Djoko Tjandra Minta Dibebaskan dari Tuntutan Surat Jalan Palsu
Ia menegaskan dirinya bukan pelaku tindak pidana membuat dan atau menggunakan surat jalan palsu. Untuk itu ia semestinya diputus bebas.
Penulis: Danang Triatmojo
Editor: Johnson Simanjuntak
TRIBUNNEWS.COM, JAKARTA - Terdakwa kasus surat jalan palsu Joko Soegiarto Tjandra alias Djoko Tjandra membacakan sendiri nota pembelaan atau pledoi atas tuntutan Jaksa Penuntut Umum (JPU), dalam sidang yang digelar di Pengadilan Negeri Jakarta Timur, Jumat (11/12/2020).
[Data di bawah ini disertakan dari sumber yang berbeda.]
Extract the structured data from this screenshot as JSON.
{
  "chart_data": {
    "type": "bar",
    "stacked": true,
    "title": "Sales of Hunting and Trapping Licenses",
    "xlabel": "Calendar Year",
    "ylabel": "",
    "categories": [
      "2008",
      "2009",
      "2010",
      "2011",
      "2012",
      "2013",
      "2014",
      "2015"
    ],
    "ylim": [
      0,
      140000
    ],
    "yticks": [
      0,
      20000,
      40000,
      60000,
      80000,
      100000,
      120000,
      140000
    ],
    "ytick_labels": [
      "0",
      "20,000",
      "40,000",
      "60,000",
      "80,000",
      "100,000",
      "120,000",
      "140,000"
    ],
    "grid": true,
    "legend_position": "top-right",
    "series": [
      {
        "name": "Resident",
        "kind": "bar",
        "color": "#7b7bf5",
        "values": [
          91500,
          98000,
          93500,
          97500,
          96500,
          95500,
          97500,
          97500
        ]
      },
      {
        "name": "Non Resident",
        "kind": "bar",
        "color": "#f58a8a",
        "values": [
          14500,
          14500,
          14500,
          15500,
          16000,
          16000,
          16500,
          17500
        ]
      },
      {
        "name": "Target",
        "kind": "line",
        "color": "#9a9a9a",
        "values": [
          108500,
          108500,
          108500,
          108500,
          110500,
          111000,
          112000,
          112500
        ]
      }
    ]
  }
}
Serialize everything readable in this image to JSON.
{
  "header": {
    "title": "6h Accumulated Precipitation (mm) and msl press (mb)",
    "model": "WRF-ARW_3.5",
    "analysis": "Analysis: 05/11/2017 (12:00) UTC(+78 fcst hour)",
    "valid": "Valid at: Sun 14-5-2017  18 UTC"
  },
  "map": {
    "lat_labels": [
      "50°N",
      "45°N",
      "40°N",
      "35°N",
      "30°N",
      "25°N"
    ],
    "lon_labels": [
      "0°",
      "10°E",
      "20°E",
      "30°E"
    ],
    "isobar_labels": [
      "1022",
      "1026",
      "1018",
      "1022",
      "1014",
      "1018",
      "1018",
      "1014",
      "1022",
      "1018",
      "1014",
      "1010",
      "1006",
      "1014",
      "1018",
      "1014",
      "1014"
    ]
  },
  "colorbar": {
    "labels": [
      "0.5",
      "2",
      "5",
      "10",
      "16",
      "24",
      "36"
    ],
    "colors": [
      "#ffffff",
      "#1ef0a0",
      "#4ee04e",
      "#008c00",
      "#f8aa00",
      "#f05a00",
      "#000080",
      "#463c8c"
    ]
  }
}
Dalam perkara ini ia dituntut dua tahun penjara.
Dalam pledoinya, Djoko Tjandra meyakini Majelis Hakim PN Jaktim yang menangani perkara ini mengetahui secara terang dan jelas tentang fakta - fakta yang terungkap dalam persidangan.
Ia menegaskan dirinya bukan pelaku tindak pidana membuat dan atau menggunakan surat jalan palsu. Untuk itu ia semestinya diputus bebas.
"Saya percaya Majelis Hakim Yang Mulia melihat dengan terang dan jelas kebenaran-kebenaran dalam fakta-fakta yang terungkap di Persidangan ini, yakni saya bukanlah pelaku tindak pidana membuat surat palsu atau memalsukan surat sebagaimana Surat Tuntutan Penuntut Umum, dan atau saya bukanlah pelaku tindak pidana pemakai surat palsu atau surat yang dipalsu sebagaimana Surat Dakwaan Penuntut Umum, sehingga harus dibebaskan," kata Djoko Tjandra membacakan pledoinya.
Eks buronan kasus korupsi hak tagih (cassie) Bank Bali itu juga menyebut bahwa dirinya adalah korban ketidakadilan dan korban pelanggaran HAM.
Baca juga: Djoko Tjandra Dituntut 2 Tahun Penjara, Brigjen Prasetijo 2 Tahun Enam Bulan
Miscarriage of justice dan korban ketidakadilan yang ia maksud, merujuk pada Peninjauan Kembali (PK) yang diajukan Penuntut Umum Kejari Jakarta Selatan yang kemudian dikabulkan Mahkamah Agung berdasarkan Putusan Mahkamah Agung R.I Nomor: 12/PK/Pid.Sus/2009 tanggal 11 Juni 2009.
Padahal kata dia, PK yang diajukan Jaksa Kejari Jakarta Selatan melanggar hukum sebagaimana Surat Edaran Mahkamah Agung (SEMA) No.04/BUA.6/HS/III/2014 tanggal 28 Maret 2014.
Dalam Lampiran Surat Edaran Mahkamah Agung tersebut dinyatakan pada butir 3 bahwa jaksa tidak diperbolehkan mengajukan PK. Sebab yang berhak diatur dalam KUHAP Pasal 263 ayat (1).
Lalu Djoko Tjandra menjelaskan sengaja kembali ke Indonesia setelah menetap lama di luar negeri karena ingin mengajukan PK terhadap putusan Mahkamah Agung R.I Nomor : 12/PK/Pid.Sus/2009 tersebut. PK disebut sebagai jalan hukum satu - satunya.
"Dan untuk itu saya harus mengajukan permohonan Peninjauan Kembali. Apakah itu merupakan niat yang jahat?," ucapnya.
Namun ia mengaku tidak paham apa saja yang diperlukan untuk pengajuan PK. Oleh karena itu dirinya merekrut Anita Dewi Kolopaking sebagai advokatnya, dan temannya, Tommy Sumardi.
Djoko Tjandra tidak tahu bagaimana Anita dan dengan siapa saja ia mengurus segala keperluan pengajuan PK itu.
Ia mengaku tak kenal dengan Brigjen Prasetijo Utomo, dan Irjen Napoleon Bonaparte. Selaras dengan itu, ia menyebut fakta dalam persidangan juga menunjukkan bahwa dirinya tak tahu menahu, bahkan tak pernah bertemu dengan kedua saksi.
"Fakta-fakta dalam persidangan Perkara ini menunjukkan dan membuktikan bahwa sebelum saya pulang ke Indonesia saya tidak pernah bertemu dan tidak mengenal saksi-saksi," kata Djoko Tjandra.